How do I do Entity Extraction in Lucene

问题

I m trying to do Entity Extraction (more like matching) in Lucene. Here is a sample workflow:

Given some text (from a URL) AND a list people names, try to extract names of people from the text.

Note:

Names of people are not completely normalized. e.g. Some are Mr. X, Mrs. Y and some are just John Doe, X and Y. Other prefixes and suffixes to think about are Jr., Sr., Dr., I, II ... etc. (dont let me get started with non US names).

I am using Lucene MemoryIndex to create an in memory index of the text from each Url (stripping html tags) and am using StandardAnalyzer to query for the list of all names, one at a time (100k names, Is there any other way to do this? On an avg. this takes about 8 secs. on the average text I have).

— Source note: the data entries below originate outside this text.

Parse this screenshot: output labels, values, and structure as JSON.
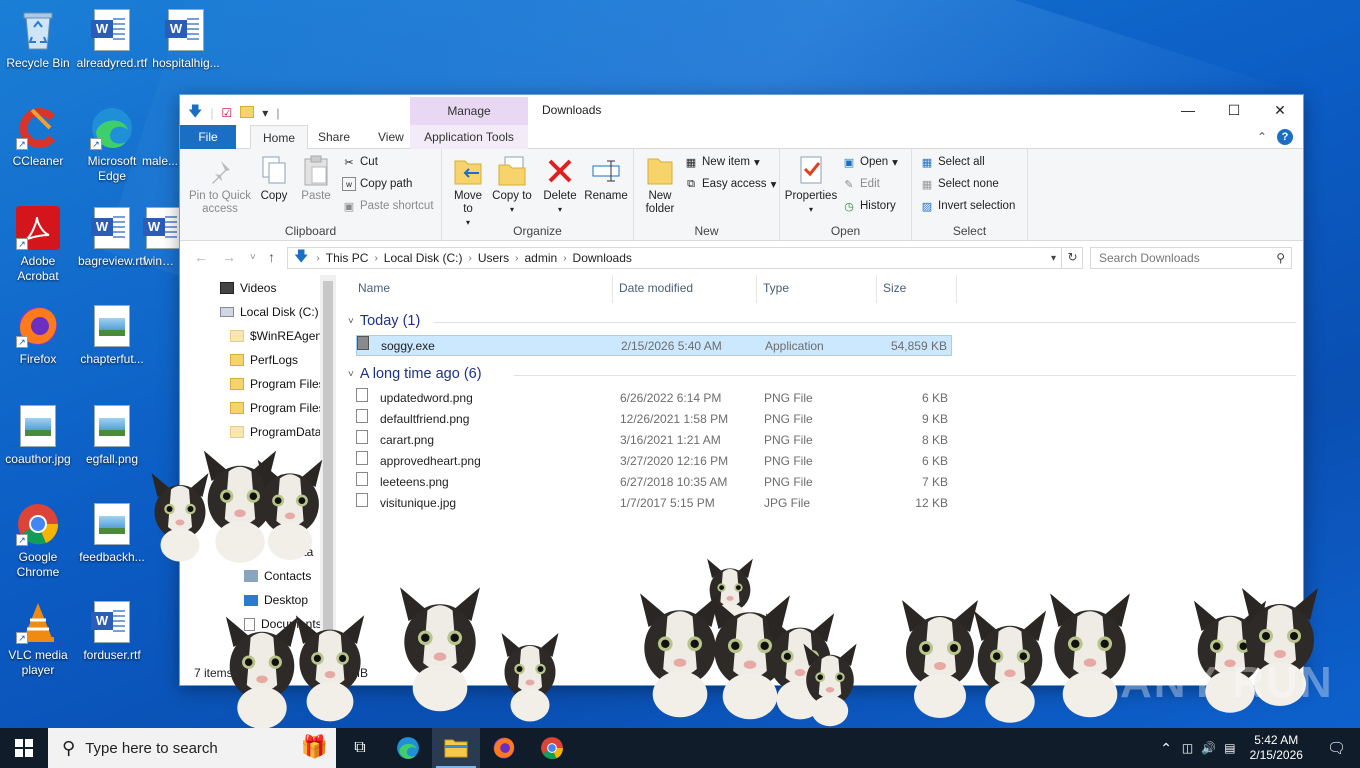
{
  "desktop": {
    "icons": [
      {
        "label": "Recycle Bin",
        "icon": "recycle-bin-icon"
      },
      {
        "label": "alreadyred.rtf",
        "icon": "word-doc-icon"
      },
      {
        "label": "hospitalhig...",
        "icon": "word-doc-icon"
      },
      {
        "label": "CCleaner",
        "icon": "ccleaner-icon"
      },
      {
        "label": "Microsoft Edge",
        "icon": "edge-icon"
      },
      {
        "label": "male...",
        "icon": "file-icon"
      },
      {
        "label": "Adobe Acrobat",
        "icon": "acrobat-icon"
      },
      {
        "label": "bagreview.rtf",
        "icon": "word-doc-icon"
      },
      {
        "label": "wine...",
        "icon": "word-doc-icon"
      },
      {
        "label": "Firefox",
        "icon": "firefox-icon"
      },
      {
        "label": "chapterfut...",
        "icon": "image-file-icon"
      },
      {
        "label": "coauthor.jpg",
        "icon": "image-file-icon"
      },
      {
        "label": "egfall.png",
        "icon": "image-file-icon"
      },
      {
        "label": "Google Chrome",
        "icon": "chrome-icon"
      },
      {
        "label": "feedbackh...",
        "icon": "image-file-icon"
      },
      {
        "label": "VLC media player",
        "icon": "vlc-icon"
      },
      {
        "label": "forduser.rtf",
        "icon": "word-doc-icon"
      }
    ]
  },
  "explorer": {
    "title": "Downloads",
    "context_tab": "Manage",
    "tabs": {
      "file": "File",
      "home": "Home",
      "share": "Share",
      "view": "View",
      "app_tools": "Application Tools"
    },
    "ribbon": {
      "clipboard": {
        "title": "Clipboard",
        "pin": "Pin to Quick access",
        "copy": "Copy",
        "paste": "Paste",
        "cut": "Cut",
        "copy_path": "Copy path",
        "paste_shortcut": "Paste shortcut"
      },
      "organize": {
        "title": "Organize",
        "move_to": "Move to",
        "copy_to": "Copy to",
        "delete": "Delete",
        "rename": "Rename"
      },
      "new": {
        "title": "New",
        "new_folder": "New folder",
        "new_item": "New item",
        "easy_access": "Easy access"
      },
      "open": {
        "title": "Open",
        "properties": "Properties",
        "open": "Open",
        "edit": "Edit",
        "history": "History"
      },
      "select": {
        "title": "Select",
        "select_all": "Select all",
        "select_none": "Select none",
        "invert": "Invert selection"
      }
    },
    "address": {
      "crumbs": [
        "This PC",
        "Local Disk (C:)",
        "Users",
        "admin",
        "Downloads"
      ],
      "search_placeholder": "Search Downloads"
    },
    "nav": [
      {
        "label": "Videos"
      },
      {
        "label": "Local Disk (C:)"
      },
      {
        "label": "$WinREAgent"
      },
      {
        "label": "PerfLogs"
      },
      {
        "label": "Program Files"
      },
      {
        "label": "Program Files"
      },
      {
        "label": "ProgramData"
      },
      {
        "label": "Data"
      },
      {
        "label": "Contacts"
      },
      {
        "label": "Desktop"
      },
      {
        "label": "Documents"
      }
    ],
    "columns": {
      "name": "Name",
      "date": "Date modified",
      "type": "Type",
      "size": "Size"
    },
    "groups": [
      {
        "header": "Today (1)",
        "files": [
          {
            "name": "soggy.exe",
            "date": "2/15/2026 5:40 AM",
            "type": "Application",
            "size": "54,859 KB"
          }
        ]
      },
      {
        "header": "A long time ago (6)",
        "files": [
          {
            "name": "updatedword.png",
            "date": "6/26/2022 6:14 PM",
            "type": "PNG File",
            "size": "6 KB"
          },
          {
            "name": "defaultfriend.png",
            "date": "12/26/2021 1:58 PM",
            "type": "PNG File",
            "size": "9 KB"
          },
          {
            "name": "carart.png",
            "date": "3/16/2021 1:21 AM",
            "type": "PNG File",
            "size": "8 KB"
          },
          {
            "name": "approvedheart.png",
            "date": "3/27/2020 12:16 PM",
            "type": "PNG File",
            "size": "6 KB"
          },
          {
            "name": "leeteens.png",
            "date": "6/27/2018 10:35 AM",
            "type": "PNG File",
            "size": "7 KB"
          },
          {
            "name": "visitunique.jpg",
            "date": "1/7/2017 5:15 PM",
            "type": "JPG File",
            "size": "12 KB"
          }
        ]
      }
    ],
    "status": {
      "items": "7 items",
      "size_suffix": "5 MB"
    }
  },
  "taskbar": {
    "search_placeholder": "Type here to search",
    "time": "5:42 AM",
    "date": "2/15/2026",
    "apps": [
      "task-view-icon",
      "edge-icon",
      "file-explorer-icon",
      "firefox-icon",
      "chrome-icon"
    ]
  },
  "watermark": "ANY RUN"
}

A major problem is that to eliminate noise I m using a score of 0.01 as a base score and queries like "Mr. John Doe" have a significantly lower score as compared to "John Doe" if the text contains "John Doe" and in many cases miss the 0.01 threshold.

The other problem is that If I normalize all names and start removing all occurences of Dr. Mr. Mrs. etc. then I start missing good matches like "Dr. John Edward II" and end up with a lot of junk matches like "Mr. John Edward".

I understand that Lucene might not be the right tool for the job either, but so far it hasnt proved to be too bad. Any help appreciated.

回答1:

NEE is an NLP task that is not part of lucene. For open source, you can look at lingpipe and gate and opennlp. There are various for-money alternatives.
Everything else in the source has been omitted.